**Task VIII: Vision transformer/Quantum Vision Transformer**

Implement a classical Vision transformer and apply it to MNIST. Show its performance on the test data. Comment on potential ideas to extend this classical vision transformer architecture to a quantum vision transformer and sketch out the architecture in detail.

In [4]:
import torch
import torch.nn as nn
import torch.optim as optim
from torchvision import datasets, transforms
from torch.utils.data import DataLoader
import time

# --- 1. Data Loading and Preprocessing ---

def load_mnist(batch_size=64):
    """Loads MNIST data, prepares it for the model."""

    transform = transforms.Compose([
        transforms.ToTensor(),
        transforms.Normalize((0.1307,), (0.3081,))  # MNIST mean and std
    ])

    train_data = datasets.MNIST(root='./data', train=True, download=True, transform=transform)
    test_data = datasets.MNIST(root='./data', train=False, download=True, transform=transform)

    train_load = DataLoader(train_data, batch_size=batch_size, shuffle=True)
    test_load = DataLoader(test_data, batch_size=batch_size, shuffle=False)

    return train_load, test_load


# --- 2. Vision Transformer Implementation ---

class PatchEmbed(nn.Module):
    """Breaks images into patches, converts them into embeddings."""
    def __init__(self, img_size, patch_size, in_channels, embed_dim):
        super(PatchEmbed, self).__init__()
        self.img_size = img_size
        self.patch_size = patch_size
        self.in_channels = in_channels
        self.embed_dim = embed_dim
        self.n_patches = (img_size // patch_size) ** 2

        self.proj = nn.Conv2d(in_channels, embed_dim, kernel_size=patch_size, stride=patch_size)
        self.class_token = nn.Parameter(torch.randn(1, 1, embed_dim))
        self.pos_embed = nn.Parameter(torch.randn(1, self.n_patches + 1, embed_dim))

    def forward(self, x):
        x = self.proj(x)
        x = x.flatten(2).transpose(1, 2)
        batch_size = x.shape[0]
        cls_tokens = self.class_token.expand(batch_size, -1, -1)
        x = torch.cat((cls_tokens, x), dim=1)
        x += self.pos_embed
        return x

class MultiHeadAttn(nn.Module):
    """Handles multi-head attention."""
    def __init__(self, embed_dim, num_heads):
        super(MultiHeadAttn, self).__init__()
        assert embed_dim % num_heads == 0, "Embed dim must divide heads"

        self.embed_dim = embed_dim
        self.num_heads = num_heads
        self.head_dim = embed_dim // num_heads

        self.q_linear = nn.Linear(embed_dim, embed_dim)
        self.k_linear = nn.Linear(embed_dim, embed_dim)
        self.v_linear = nn.Linear(embed_dim, embed_dim)
        self.out_linear = nn.Linear(embed_dim, embed_dim)

    def forward(self, x):
        batch_size, seq_len, embed_dim = x.size()

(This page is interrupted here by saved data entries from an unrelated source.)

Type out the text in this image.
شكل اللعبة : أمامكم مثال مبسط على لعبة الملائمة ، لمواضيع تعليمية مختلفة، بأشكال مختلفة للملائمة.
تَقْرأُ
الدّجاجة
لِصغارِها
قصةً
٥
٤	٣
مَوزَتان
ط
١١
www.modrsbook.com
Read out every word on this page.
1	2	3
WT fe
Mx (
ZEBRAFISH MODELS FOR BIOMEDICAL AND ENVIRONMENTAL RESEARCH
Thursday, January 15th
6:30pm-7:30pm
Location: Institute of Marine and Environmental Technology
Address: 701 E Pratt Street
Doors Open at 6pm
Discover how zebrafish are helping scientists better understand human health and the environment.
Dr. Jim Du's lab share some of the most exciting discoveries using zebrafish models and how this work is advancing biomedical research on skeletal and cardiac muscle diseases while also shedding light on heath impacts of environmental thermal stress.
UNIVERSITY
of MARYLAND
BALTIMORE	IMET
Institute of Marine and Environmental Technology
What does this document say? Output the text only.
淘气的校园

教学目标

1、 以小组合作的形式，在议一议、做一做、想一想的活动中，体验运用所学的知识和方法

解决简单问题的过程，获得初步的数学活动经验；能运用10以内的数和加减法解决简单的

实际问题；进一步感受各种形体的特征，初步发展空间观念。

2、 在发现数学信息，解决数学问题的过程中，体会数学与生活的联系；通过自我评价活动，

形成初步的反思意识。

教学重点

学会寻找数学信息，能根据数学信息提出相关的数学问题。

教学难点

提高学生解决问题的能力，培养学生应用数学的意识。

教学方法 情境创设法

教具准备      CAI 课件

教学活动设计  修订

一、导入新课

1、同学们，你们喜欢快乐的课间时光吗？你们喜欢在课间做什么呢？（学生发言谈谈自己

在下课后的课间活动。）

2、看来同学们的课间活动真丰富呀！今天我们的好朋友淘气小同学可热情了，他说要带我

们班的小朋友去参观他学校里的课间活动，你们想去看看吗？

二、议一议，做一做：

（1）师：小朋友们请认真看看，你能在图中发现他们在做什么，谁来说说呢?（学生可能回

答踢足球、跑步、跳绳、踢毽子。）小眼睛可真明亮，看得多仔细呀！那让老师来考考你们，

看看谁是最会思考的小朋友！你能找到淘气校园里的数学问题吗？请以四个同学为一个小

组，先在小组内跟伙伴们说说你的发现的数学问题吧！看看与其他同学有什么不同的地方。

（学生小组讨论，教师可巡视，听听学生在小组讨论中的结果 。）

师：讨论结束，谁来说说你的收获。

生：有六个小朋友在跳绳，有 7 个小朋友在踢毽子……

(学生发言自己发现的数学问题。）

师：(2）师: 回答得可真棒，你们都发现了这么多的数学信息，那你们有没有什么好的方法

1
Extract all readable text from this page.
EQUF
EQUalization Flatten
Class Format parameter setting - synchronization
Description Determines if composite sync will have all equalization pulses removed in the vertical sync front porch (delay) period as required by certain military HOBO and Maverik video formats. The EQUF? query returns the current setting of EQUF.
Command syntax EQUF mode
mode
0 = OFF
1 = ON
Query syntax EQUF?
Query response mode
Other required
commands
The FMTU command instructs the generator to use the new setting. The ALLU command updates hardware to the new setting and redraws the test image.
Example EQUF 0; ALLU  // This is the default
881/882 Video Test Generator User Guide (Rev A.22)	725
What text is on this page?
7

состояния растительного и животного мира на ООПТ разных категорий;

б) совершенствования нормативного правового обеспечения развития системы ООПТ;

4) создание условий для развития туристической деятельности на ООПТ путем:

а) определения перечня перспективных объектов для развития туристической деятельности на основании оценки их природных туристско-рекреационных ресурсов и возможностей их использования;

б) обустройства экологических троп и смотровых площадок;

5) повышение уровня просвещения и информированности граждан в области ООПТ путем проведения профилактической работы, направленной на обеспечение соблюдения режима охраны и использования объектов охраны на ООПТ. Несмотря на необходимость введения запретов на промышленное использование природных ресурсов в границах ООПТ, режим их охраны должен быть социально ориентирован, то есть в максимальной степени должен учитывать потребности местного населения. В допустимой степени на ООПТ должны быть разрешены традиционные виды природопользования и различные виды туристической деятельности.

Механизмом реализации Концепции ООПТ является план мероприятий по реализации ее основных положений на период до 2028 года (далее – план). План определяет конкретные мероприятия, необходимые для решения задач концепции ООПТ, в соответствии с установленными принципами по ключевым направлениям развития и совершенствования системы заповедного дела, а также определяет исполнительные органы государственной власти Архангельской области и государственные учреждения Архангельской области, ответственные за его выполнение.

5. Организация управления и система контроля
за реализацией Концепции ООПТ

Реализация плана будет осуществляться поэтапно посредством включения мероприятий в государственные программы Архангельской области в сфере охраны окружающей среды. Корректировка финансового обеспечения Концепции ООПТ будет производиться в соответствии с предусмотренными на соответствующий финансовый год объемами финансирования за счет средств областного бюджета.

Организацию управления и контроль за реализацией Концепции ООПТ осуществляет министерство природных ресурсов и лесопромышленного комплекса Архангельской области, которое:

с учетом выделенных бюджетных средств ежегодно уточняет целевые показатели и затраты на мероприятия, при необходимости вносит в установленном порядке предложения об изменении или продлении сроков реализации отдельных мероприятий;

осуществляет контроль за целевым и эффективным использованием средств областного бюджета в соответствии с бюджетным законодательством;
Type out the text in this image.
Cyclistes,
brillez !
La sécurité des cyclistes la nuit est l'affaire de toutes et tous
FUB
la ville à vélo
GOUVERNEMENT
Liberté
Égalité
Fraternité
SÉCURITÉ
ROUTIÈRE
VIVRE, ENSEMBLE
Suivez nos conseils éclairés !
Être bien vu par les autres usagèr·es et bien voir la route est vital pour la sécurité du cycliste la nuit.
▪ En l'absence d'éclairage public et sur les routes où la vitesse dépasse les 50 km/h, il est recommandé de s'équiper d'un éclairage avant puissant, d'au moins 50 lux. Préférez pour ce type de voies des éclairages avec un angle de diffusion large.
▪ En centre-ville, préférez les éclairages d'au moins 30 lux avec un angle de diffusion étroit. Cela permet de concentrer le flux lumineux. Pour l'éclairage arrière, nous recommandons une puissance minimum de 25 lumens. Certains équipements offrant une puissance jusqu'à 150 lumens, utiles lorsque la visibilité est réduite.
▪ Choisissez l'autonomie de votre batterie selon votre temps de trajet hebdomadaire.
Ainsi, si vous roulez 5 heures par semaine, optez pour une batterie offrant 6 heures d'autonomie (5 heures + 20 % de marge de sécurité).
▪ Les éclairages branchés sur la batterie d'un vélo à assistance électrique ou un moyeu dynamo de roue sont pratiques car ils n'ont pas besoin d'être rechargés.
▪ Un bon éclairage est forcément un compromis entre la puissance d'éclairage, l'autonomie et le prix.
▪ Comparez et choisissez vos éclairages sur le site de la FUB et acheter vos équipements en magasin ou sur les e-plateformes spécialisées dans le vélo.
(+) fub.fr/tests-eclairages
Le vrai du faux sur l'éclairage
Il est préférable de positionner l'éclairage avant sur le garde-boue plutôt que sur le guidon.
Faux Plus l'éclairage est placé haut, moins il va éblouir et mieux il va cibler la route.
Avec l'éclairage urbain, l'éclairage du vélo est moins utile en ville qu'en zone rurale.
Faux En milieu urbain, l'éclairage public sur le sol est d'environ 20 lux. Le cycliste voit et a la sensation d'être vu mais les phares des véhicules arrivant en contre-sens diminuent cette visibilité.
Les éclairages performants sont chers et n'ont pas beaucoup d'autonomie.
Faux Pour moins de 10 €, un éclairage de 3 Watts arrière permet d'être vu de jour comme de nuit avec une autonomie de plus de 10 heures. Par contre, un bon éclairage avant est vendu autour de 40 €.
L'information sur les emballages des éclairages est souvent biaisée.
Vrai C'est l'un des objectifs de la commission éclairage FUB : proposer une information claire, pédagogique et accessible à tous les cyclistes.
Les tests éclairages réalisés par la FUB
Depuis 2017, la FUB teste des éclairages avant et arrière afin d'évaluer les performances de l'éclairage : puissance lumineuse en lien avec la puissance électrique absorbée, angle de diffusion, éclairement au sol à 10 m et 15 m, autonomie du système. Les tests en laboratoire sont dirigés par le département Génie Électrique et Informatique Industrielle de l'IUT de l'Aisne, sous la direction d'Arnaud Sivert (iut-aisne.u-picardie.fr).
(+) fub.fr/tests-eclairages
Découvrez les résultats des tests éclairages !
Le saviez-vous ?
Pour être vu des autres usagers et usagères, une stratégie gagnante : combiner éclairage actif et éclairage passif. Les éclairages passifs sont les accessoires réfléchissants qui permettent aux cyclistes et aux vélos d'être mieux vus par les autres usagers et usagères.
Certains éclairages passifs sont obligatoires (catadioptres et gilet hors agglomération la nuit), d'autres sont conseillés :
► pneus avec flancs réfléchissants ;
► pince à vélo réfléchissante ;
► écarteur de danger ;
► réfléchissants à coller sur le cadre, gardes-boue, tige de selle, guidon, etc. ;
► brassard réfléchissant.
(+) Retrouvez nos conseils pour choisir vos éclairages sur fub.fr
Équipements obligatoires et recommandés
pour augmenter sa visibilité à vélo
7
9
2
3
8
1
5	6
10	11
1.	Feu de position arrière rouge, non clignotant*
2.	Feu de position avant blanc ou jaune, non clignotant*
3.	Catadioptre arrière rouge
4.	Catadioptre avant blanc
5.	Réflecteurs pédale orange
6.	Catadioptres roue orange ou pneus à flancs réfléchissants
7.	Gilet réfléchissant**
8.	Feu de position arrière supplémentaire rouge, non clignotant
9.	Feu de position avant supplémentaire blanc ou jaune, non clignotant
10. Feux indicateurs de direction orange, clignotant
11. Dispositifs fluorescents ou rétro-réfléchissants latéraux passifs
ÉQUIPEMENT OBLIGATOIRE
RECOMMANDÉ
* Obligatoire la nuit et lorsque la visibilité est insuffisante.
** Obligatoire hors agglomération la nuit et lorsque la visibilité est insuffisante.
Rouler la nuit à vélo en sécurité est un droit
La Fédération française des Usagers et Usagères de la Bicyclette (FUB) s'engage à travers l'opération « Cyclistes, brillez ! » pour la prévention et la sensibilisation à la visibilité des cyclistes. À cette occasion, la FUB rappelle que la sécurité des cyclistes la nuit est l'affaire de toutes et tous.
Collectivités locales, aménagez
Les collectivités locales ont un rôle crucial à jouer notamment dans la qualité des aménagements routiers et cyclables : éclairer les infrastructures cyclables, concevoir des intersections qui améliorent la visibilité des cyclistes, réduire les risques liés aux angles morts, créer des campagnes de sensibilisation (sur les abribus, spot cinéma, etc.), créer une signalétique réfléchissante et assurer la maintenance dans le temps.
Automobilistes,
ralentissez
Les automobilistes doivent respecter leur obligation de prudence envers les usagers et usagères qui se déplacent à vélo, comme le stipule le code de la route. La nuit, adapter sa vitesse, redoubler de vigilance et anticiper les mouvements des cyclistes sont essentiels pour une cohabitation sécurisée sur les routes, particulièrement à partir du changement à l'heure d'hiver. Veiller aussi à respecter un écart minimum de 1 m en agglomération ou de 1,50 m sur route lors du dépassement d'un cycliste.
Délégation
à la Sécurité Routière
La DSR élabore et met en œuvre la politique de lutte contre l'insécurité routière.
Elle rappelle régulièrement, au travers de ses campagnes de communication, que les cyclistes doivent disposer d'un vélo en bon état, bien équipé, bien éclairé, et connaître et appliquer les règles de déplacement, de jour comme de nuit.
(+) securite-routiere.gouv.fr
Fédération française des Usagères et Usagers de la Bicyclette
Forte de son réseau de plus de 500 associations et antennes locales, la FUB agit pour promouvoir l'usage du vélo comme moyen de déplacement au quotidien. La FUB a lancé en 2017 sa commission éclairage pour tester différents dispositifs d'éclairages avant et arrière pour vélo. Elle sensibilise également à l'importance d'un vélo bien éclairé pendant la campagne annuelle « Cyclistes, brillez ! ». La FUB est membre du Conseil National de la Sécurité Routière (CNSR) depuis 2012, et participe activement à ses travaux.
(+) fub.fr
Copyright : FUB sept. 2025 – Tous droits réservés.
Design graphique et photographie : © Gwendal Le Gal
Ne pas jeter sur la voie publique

        q = self.q_linear(x).view(batch_size, seq_len, self.num_heads, self.head_dim).transpose(1, 2)
        k = self.k_linear(x).view(batch_size, seq_len, self.num_heads, self.head_dim).transpose(1, 2)
        v = self.v_linear(x).view(batch_size, seq_len, self.num_heads, self.head_dim).transpose(1, 2)

        scores = torch.matmul(q, k.transpose(-2, -1)) / (self.head_dim ** 0.5)
        attn_weights = torch.softmax(scores, dim=-1)
        attended_values = torch.matmul(attn_weights, v)
        attended_values = attended_values.transpose(1, 2).contiguous().view(batch_size, seq_len, embed_dim)
        output = self.out_linear(attended_values)
        return output

class TransformerBlock(nn.Module):
    """One block of the Transformer encoder."""
    def __init__(self, embed_dim, num_heads, mlp_ratio=4, dropout=0.1):
        super(TransformerBlock, self).__init__()

        self.norm1 = nn.LayerNorm(embed_dim)
        self.attn = MultiHeadAttn(embed_dim, num_heads)
        self.norm2 = nn.LayerNorm(embed_dim)
        self.mlp = nn.Sequential(
            nn.Linear(embed_dim, int(embed_dim * mlp_ratio)),
            nn.GELU(),
            nn.Dropout(dropout),
            nn.Linear(int(embed_dim * mlp_ratio), embed_dim),
            nn.Dropout(dropout)
        )
        self.dropout = nn.Dropout(dropout)

    def forward(self, x):
        x_norm = self.norm1(x)
        x = x + self.dropout(self.attn(x_norm))
        x_norm = self.norm2(x)
        x = x + self.dropout(self.mlp(x_norm))
        return x

class VisionTransformer(nn.Module):
    """The full Vision Transformer model."""
    def __init__(self, img_size, patch_size, in_channels, num_classes, embed_dim, num_heads, num_layers, mlp_ratio=4, dropout=0.1):
        super(VisionTransformer, self).__init__()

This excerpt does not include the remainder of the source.